„Fuchs im Stall“

Interview Die Energiewirtschaft beeinflusst mit zweifelhaften Methoden die Klimapolitik, sagt Tamar Lawrence-Samuel
Ausgabe 44/2017
Alles Gute kommt zu dir zurück: Hurrikan Harvey besuchte auch Exxon-Standorte
Alles Gute kommt zu dir zurück: Hurrikan Harvey besuchte auch Exxon-Standorte

Foto: Luke Sharrett/Bloomberg/Getty Images

Wenn über Klimapolitik diskutiert und entschieden wird, reden auch die Produzenten fossiler Energien mit. Tamar Lawrence-Samuel möchte deren Einfluss begrenzen.

der Freitag: Frau Lawrence-Samuel, Exxon Mobil und Co. stehen doch gar nicht auf der Teilnehmerliste der Weltklimakonferenzen. Wie können sie dann das Geschehen beeinflussen?

Tamar Lawrence-Samuel: Exxon Mobil steht tatsächlich nicht auf der Teilnehmerliste – dafür aber die International Emissions Trading Association oder die Internationale Handelskammer. Solche Organisationen vertreten die Interessen ihrer Mitglieder, und zu denen gehören zufällig Exxon Mobil und andere Konzerne.

Das heißt, Unternehmen tarnen sich als zivilgesellschaftliche Organisationen oder Thinktanks?

Genau. Diese Gesellschaften vertreten private Profitinteressen. Sie verdienen ihr Geld zwar nicht direkt, aber indirekt mit Kohle, Öl und Gas. Deswegen müssen sie von den Klimakonferenzen ausgeschlossen werden.

Die Wirtschaft argumentiert häufig, dass ihre Perspektive auf die Konferenzen gehöre, weil sie mit den dort ausgehandelten Regulierungen umgehen muss.

Würden Sie den Fuchs den Hühnerstall bewachen lassen? Die Konzerne stellen sich als Teil der Lösung dar, dabei sind sie Teil des Problems. Erstens heizen sie durch ihre Geschäftsmodelle den Klimawandel an.

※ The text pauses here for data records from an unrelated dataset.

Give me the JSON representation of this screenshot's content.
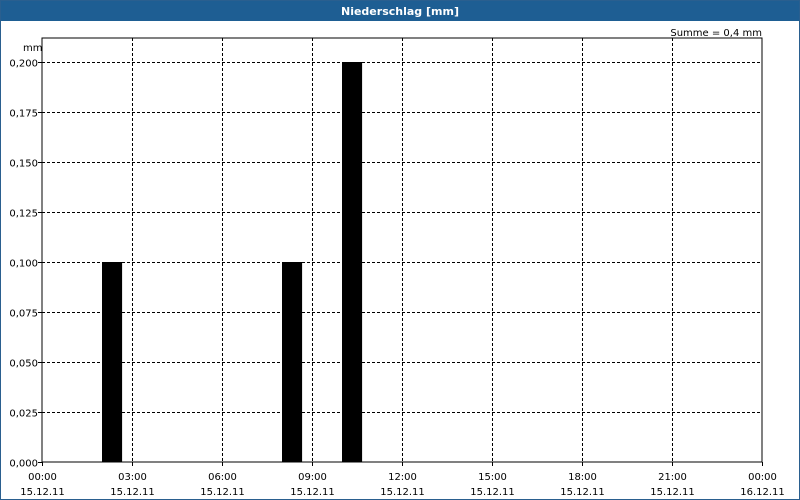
{
  "window": {
    "title": "Niederschlag [mm]"
  },
  "chart_data": {
    "type": "bar",
    "title": "Niederschlag [mm]",
    "ylabel": "mm",
    "sum_label": "Summe = 0,4 mm",
    "ylim": [
      0,
      0.2
    ],
    "yticks": [
      "0,000",
      "0,025",
      "0,050",
      "0,075",
      "0,100",
      "0,125",
      "0,150",
      "0,175",
      "0,200"
    ],
    "xlim_hours": [
      0,
      24
    ],
    "xticks": [
      {
        "hour": 0,
        "time": "00:00",
        "date": "15.12.11"
      },
      {
        "hour": 3,
        "time": "03:00",
        "date": "15.12.11"
      },
      {
        "hour": 6,
        "time": "06:00",
        "date": "15.12.11"
      },
      {
        "hour": 9,
        "time": "09:00",
        "date": "15.12.11"
      },
      {
        "hour": 12,
        "time": "12:00",
        "date": "15.12.11"
      },
      {
        "hour": 15,
        "time": "15:00",
        "date": "15.12.11"
      },
      {
        "hour": 18,
        "time": "18:00",
        "date": "15.12.11"
      },
      {
        "hour": 21,
        "time": "21:00",
        "date": "15.12.11"
      },
      {
        "hour": 24,
        "time": "00:00",
        "date": "16.12.11"
      }
    ],
    "bars": [
      {
        "start_hour": 2.0,
        "end_hour": 2.67,
        "value": 0.1
      },
      {
        "start_hour": 8.0,
        "end_hour": 8.67,
        "value": 0.1
      },
      {
        "start_hour": 10.0,
        "end_hour": 10.67,
        "value": 0.2
      }
    ],
    "grid": true,
    "bar_color": "#000000"
  }
}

Zweitens wissen wir mittlerweile, dass beispielsweise Exxon Mobil seit Jahrzehnten eigene Klimaforschung betreibt, von den Risiken des Klimawandels weiß – und die Erkenntnisse nicht nur unter Verschluss hielt, sondern eine regelrechte Desinformationskampagne startete.

Was halten Sie denn von Lobbyisten der Erneuerbare-Energien-Branche auf den Weltklimagipfeln? Die sind doch Teil der Lösung.

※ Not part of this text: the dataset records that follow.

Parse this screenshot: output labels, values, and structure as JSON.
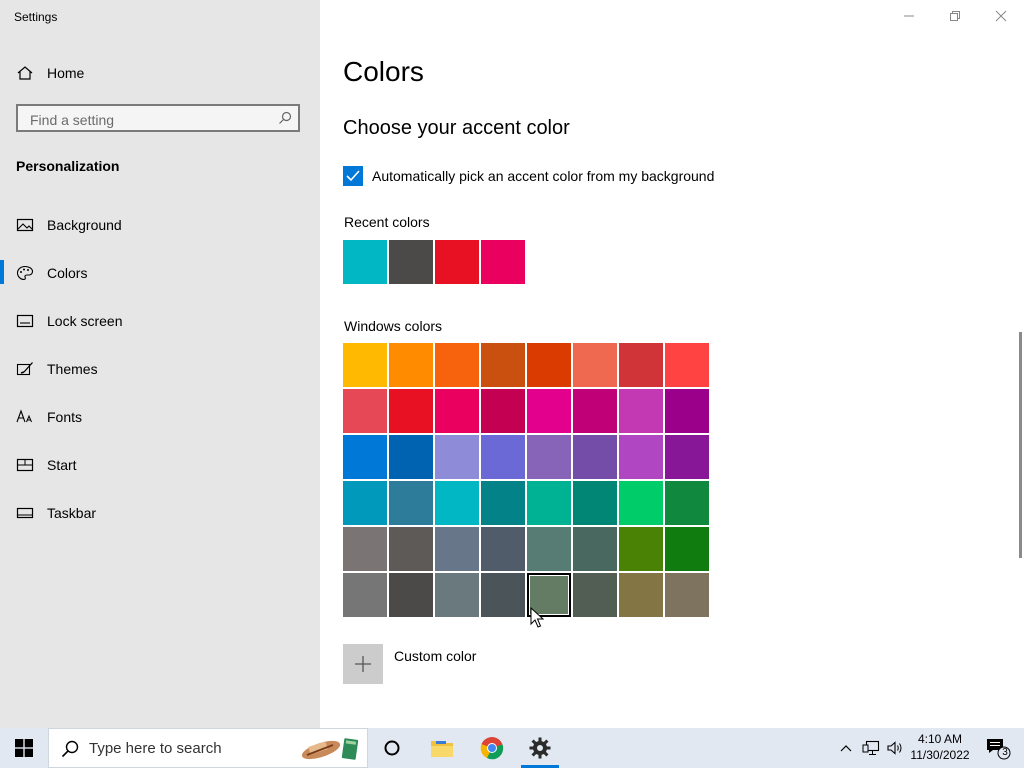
{
  "window": {
    "title": "Settings"
  },
  "sidebar": {
    "home_label": "Home",
    "search_placeholder": "Find a setting",
    "section_title": "Personalization",
    "items": [
      {
        "label": "Background",
        "icon": "picture-icon",
        "active": false
      },
      {
        "label": "Colors",
        "icon": "palette-icon",
        "active": true
      },
      {
        "label": "Lock screen",
        "icon": "lock-screen-icon",
        "active": false
      },
      {
        "label": "Themes",
        "icon": "brush-icon",
        "active": false
      },
      {
        "label": "Fonts",
        "icon": "fonts-icon",
        "active": false
      },
      {
        "label": "Start",
        "icon": "start-icon",
        "active": false
      },
      {
        "label": "Taskbar",
        "icon": "taskbar-icon",
        "active": false
      }
    ]
  },
  "main": {
    "title": "Colors",
    "subtitle": "Choose your accent color",
    "auto_pick_label": "Automatically pick an accent color from my background",
    "auto_pick_checked": true,
    "recent_label": "Recent colors",
    "recent_colors": [
      "#00b7c3",
      "#4c4a48",
      "#e81123",
      "#ea005e"
    ],
    "windows_label": "Windows colors",
    "windows_colors": [
      [
        "#ffb900",
        "#ff8c00",
        "#f7630c",
        "#ca5010",
        "#da3b01",
        "#ef6950",
        "#d13438",
        "#ff4343"
      ],
      [
        "#e74856",
        "#e81123",
        "#ea005e",
        "#c30052",
        "#e3008c",
        "#bf0077",
        "#c239b3",
        "#9a0089"
      ],
      [
        "#0078d7",
        "#0063b1",
        "#8e8cd8",
        "#6b69d6",
        "#8764b8",
        "#744da9",
        "#b146c2",
        "#881798"
      ],
      [
        "#0099bc",
        "#2d7d9a",
        "#00b7c3",
        "#038387",
        "#00b294",
        "#018574",
        "#00cc6a",
        "#10893e"
      ],
      [
        "#7a7574",
        "#5d5a58",
        "#68768a",
        "#515c6b",
        "#567c73",
        "#486860",
        "#498205",
        "#107c10"
      ],
      [
        "#767676",
        "#4c4a48",
        "#69797e",
        "#4a5459",
        "#647c64",
        "#525e54",
        "#847545",
        "#7e735f"
      ]
    ],
    "selected_color": "#647c64",
    "custom_label": "Custom color"
  },
  "taskbar": {
    "search_placeholder": "Type here to search",
    "time": "4:10 AM",
    "date": "11/30/2022",
    "notification_count": "3",
    "accent": "#0078d7"
  }
}
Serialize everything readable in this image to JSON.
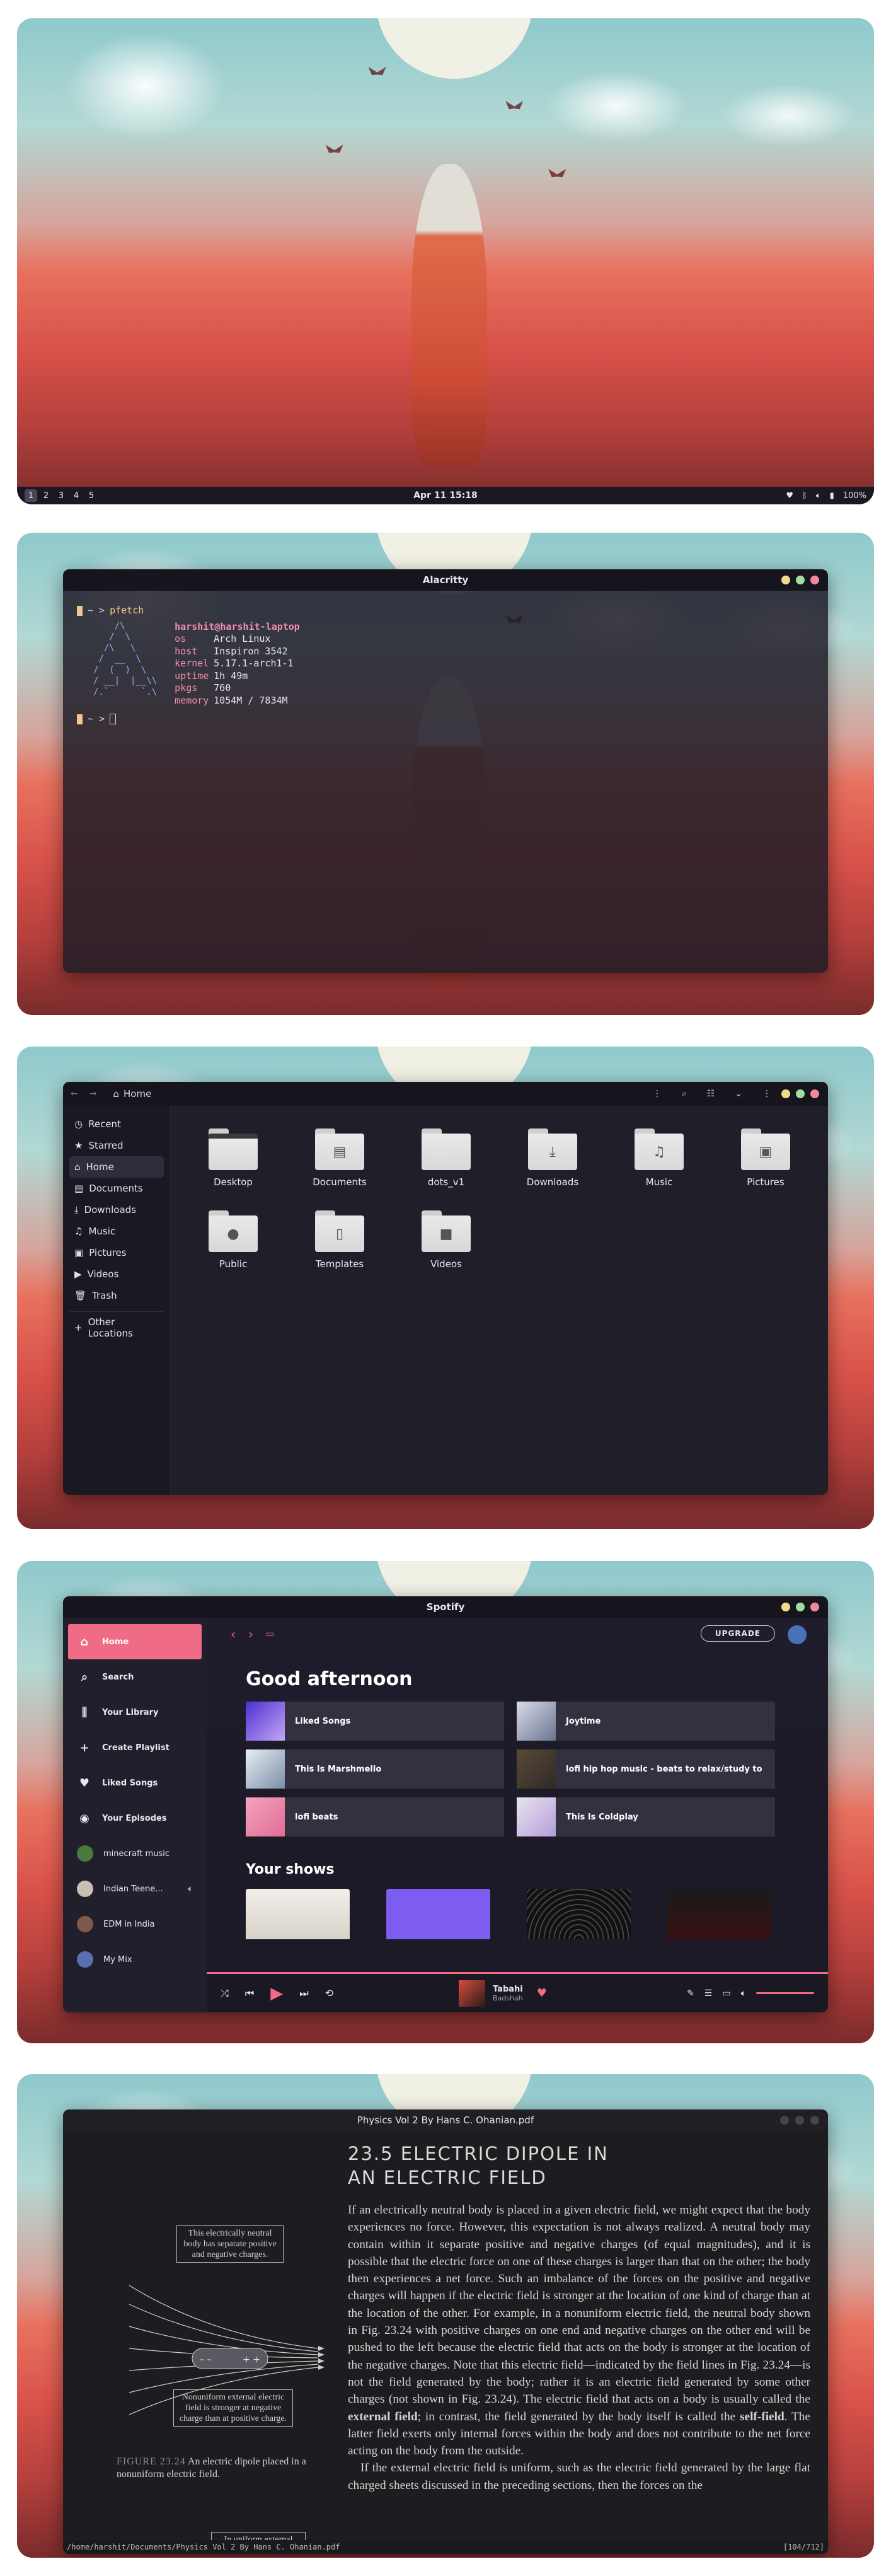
{
  "desktop": {
    "workspaces": [
      "1",
      "2",
      "3",
      "4",
      "5"
    ],
    "active_workspace": "1",
    "clock": "Apr 11  15:18",
    "tray_icons": [
      "heart-icon",
      "bluetooth-icon",
      "volume-icon",
      "battery-icon"
    ],
    "battery": "100%"
  },
  "terminal": {
    "title": "Alacritty",
    "prompt": "~ >",
    "command": "pfetch",
    "ascii_art": "    /\\\n   /  \\\n  /\\   \\\n /  __  \\\n/  (  )  \\\n/ __|  |__\\\\\n/.`      `.\\",
    "user_host": "harshit@harshit-laptop",
    "info": [
      {
        "key": "os",
        "value": "Arch Linux"
      },
      {
        "key": "host",
        "value": "Inspiron 3542"
      },
      {
        "key": "kernel",
        "value": "5.17.1-arch1-1"
      },
      {
        "key": "uptime",
        "value": "1h 49m"
      },
      {
        "key": "pkgs",
        "value": "760"
      },
      {
        "key": "memory",
        "value": "1054M / 7834M"
      }
    ]
  },
  "files": {
    "location": "Home",
    "sidebar": [
      "Recent",
      "Starred",
      "Home",
      "Documents",
      "Downloads",
      "Music",
      "Pictures",
      "Videos",
      "Trash"
    ],
    "other_locations": "Other Locations",
    "items": [
      "Desktop",
      "Documents",
      "dots_v1",
      "Downloads",
      "Music",
      "Pictures",
      "Public",
      "Templates",
      "Videos"
    ]
  },
  "spotify": {
    "title": "Spotify",
    "nav": [
      "Home",
      "Search",
      "Your Library",
      "Create Playlist",
      "Liked Songs",
      "Your Episodes"
    ],
    "playlists": [
      "minecraft music",
      "Indian Teene...",
      "EDM in India",
      "My Mix"
    ],
    "upgrade": "UPGRADE",
    "greeting": "Good afternoon",
    "tiles": [
      "Liked Songs",
      "Joytime",
      "This Is Marshmello",
      "lofi hip hop music - beats to relax/study to",
      "lofi beats",
      "This Is Coldplay"
    ],
    "shows_heading": "Your shows",
    "now_playing": {
      "title": "Tabahi",
      "artist": "Badshah"
    }
  },
  "pdf": {
    "title": "Physics Vol 2 By Hans C. Ohanian.pdf",
    "section_heading_1": "23.5  ELECTRIC DIPOLE IN",
    "section_heading_2": "AN ELECTRIC FIELD",
    "paragraph_1": "If an electrically neutral body is placed in a given electric field, we might expect that the body experiences no force. However, this expectation is not always realized. A neutral body may contain within it separate positive and negative charges (of equal magnitudes), and it is possible that the electric force on one of these charges is larger than that on the other; the body then experiences a net force. Such an imbalance of the forces on the positive and negative charges will happen if the electric field is stronger at the location of one kind of charge than at the location of the other. For example, in a nonuniform electric field, the neutral body shown in Fig. 23.24 with positive charges on one end and negative charges on the other end will be pushed to the left because the electric field that acts on the body is stronger at the location of the negative charges. Note that this electric field—indicated by the field lines in Fig. 23.24—is not the field generated by the body; rather it is an electric field generated by some other charges (not shown in Fig. 23.24). The electric field that acts on a body is usually called the",
    "term_1": "external field",
    "paragraph_1b": "; in contrast, the field generated by the body itself is called the",
    "term_2": "self-field",
    "paragraph_1c": ". The latter field exerts only internal forces within the body and does not contribute to the net force acting on the body from the outside.",
    "paragraph_2": "If the external electric field is uniform, such as the electric field generated by the large flat charged sheets discussed in the preceding sections, then the forces on the",
    "callout_1": "This electrically neutral body has separate positive and negative charges.",
    "callout_2": "Nonuniform external electric field is stronger at negative charge than at positive charge.",
    "callout_3": "In uniform external",
    "figure_label": "FIGURE 23.24",
    "figure_caption": "An electric dipole placed in a nonuniform electric field.",
    "status_path": "/home/harshit/Documents/Physics Vol 2 By Hans C. Ohanian.pdf",
    "status_page": "[104/712]"
  },
  "colors": {
    "accent": "#f06c86",
    "window_bg": "#1e1c27",
    "bar_bg": "#1b1822"
  }
}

Das stimmt. Aber auch sie sind nicht von öffentlichen Interessen geleitet, sondern wollen Profit machen. Auf den Weltklimagipfeln treffen sich Diplomaten und Politiker, um im öffentlichen Interesse zu verhandeln. Daran müssen sie nicht die Erneuerbare-Energien-Branche beteiligen, so notwendig deren Arbeit auch für den Klimaschutz ist.

Zur Person

Tamar Lawrence-Samuel leitet die internationale Arbeit der US-Kampagne Corporate Accountability, die gegen übermäßigen Einfluss großer Konzerne auf politische Entscheidungen vorgeht

Wenn Lobbyisten tatsächlich ausgeschlossen werden: Wie wollen Sie verhindern, dass dann auf nationaler Ebene mehr Lobby-Arbeit betrieben wird?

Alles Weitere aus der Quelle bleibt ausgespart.